Abstract 056: Integrative Genomic Analysis Unravels Novel Pathways And Key Regulatory Networks In Blood Pressure

Blood pressure (BP) is a highly heritable trait and hypertension is a major risk factor for cardiovascular diseases. Recent genome-wide association studies (GWAS) have implicated a number of susceptibility loci for systolic (SBP) and diastolic (DBP) blood pressure. However, these loci together only explain 1% of the BP variability and the underlying mechanisms remain elusive. In this study, we utilized an integrative genomics approach that leveraged multiple genetic and genomic datasets including 1) GWAS from CHARGE (The Cohorts for Heart and Aging Research in Genomic Epidemiology) Consortium for DBP and SBP, 2) expression quantitative trait loci (eQTLs) from genetics of gene expression studies of human tissues related to hypertension (such as peripheral blood, whole blood, human aortic endothelial cells, and adipose tissue), 3) knowledge-driven biological pathways, and 4) data-driven regulatory gene networks. The integration of these diverse data sources enabled tissue-specific investigations on whether the genetic variants associated with BP concentrated on specific parts of gene regulatory networks, termed as “subnetworks”, and whether novel key regulators in the subnetworks could be identified based on data-driven network topology.
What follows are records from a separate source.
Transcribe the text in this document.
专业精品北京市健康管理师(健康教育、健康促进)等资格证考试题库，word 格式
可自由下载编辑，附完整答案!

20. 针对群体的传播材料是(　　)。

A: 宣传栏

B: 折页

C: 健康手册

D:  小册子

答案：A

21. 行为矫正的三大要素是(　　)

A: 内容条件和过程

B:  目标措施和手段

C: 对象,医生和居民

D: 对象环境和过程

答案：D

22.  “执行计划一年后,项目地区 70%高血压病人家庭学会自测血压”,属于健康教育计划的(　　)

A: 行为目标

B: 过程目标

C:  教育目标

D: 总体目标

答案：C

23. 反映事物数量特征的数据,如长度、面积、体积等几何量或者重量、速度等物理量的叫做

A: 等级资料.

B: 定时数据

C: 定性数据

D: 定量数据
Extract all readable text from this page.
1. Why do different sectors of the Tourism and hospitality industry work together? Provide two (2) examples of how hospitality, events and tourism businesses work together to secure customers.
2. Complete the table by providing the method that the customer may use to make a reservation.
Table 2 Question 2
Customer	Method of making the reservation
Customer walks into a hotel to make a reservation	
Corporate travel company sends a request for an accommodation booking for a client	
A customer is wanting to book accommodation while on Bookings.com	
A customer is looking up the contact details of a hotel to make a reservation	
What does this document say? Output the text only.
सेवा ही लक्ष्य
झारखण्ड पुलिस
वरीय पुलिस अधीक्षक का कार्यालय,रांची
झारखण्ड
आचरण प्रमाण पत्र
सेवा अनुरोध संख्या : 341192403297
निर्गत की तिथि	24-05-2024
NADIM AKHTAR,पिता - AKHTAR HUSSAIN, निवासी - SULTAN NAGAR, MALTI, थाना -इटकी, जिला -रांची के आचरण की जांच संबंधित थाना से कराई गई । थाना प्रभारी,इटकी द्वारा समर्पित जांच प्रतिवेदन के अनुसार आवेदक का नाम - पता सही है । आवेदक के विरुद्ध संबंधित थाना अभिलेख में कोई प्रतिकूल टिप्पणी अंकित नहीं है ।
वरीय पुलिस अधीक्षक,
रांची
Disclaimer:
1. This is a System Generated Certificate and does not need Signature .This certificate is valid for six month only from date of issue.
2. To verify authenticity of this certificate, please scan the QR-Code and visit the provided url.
We identified 10 and 8 subnetworks for DBP and SBP respectively. Among these, subnetworks associated with ion homeostasis, ALK in cardiac myocytes, B cell receptor signaling, and Regulation of Insulin Secretion, were shared between DBP and SBP. More interestingly, we detected tissue-specific pathways, for example, L1CAM interactions in aortic endothelial cells and Leukocyte transendothelial migration in adipose. Among the trait-specific subnetworks, those involved in megakaryocyte development and cytoskeleton remodeling were found to be SBP-specific while GAB1 signalosome subnetwork was DBP-specific. Finally, by utilizing the gene-gene relationships revealed by the network architecture, we detected key regulator genes, both known (e.g. COL1A1, KL, and OSR1) and novel (e.g. EFEMP1, and CRABP2), in these blood pressure subnetworks. Our results shed lights on the complex mechanisms underlying blood pressure and highlight potential novel targets for hypertension and cardiovascular diseases.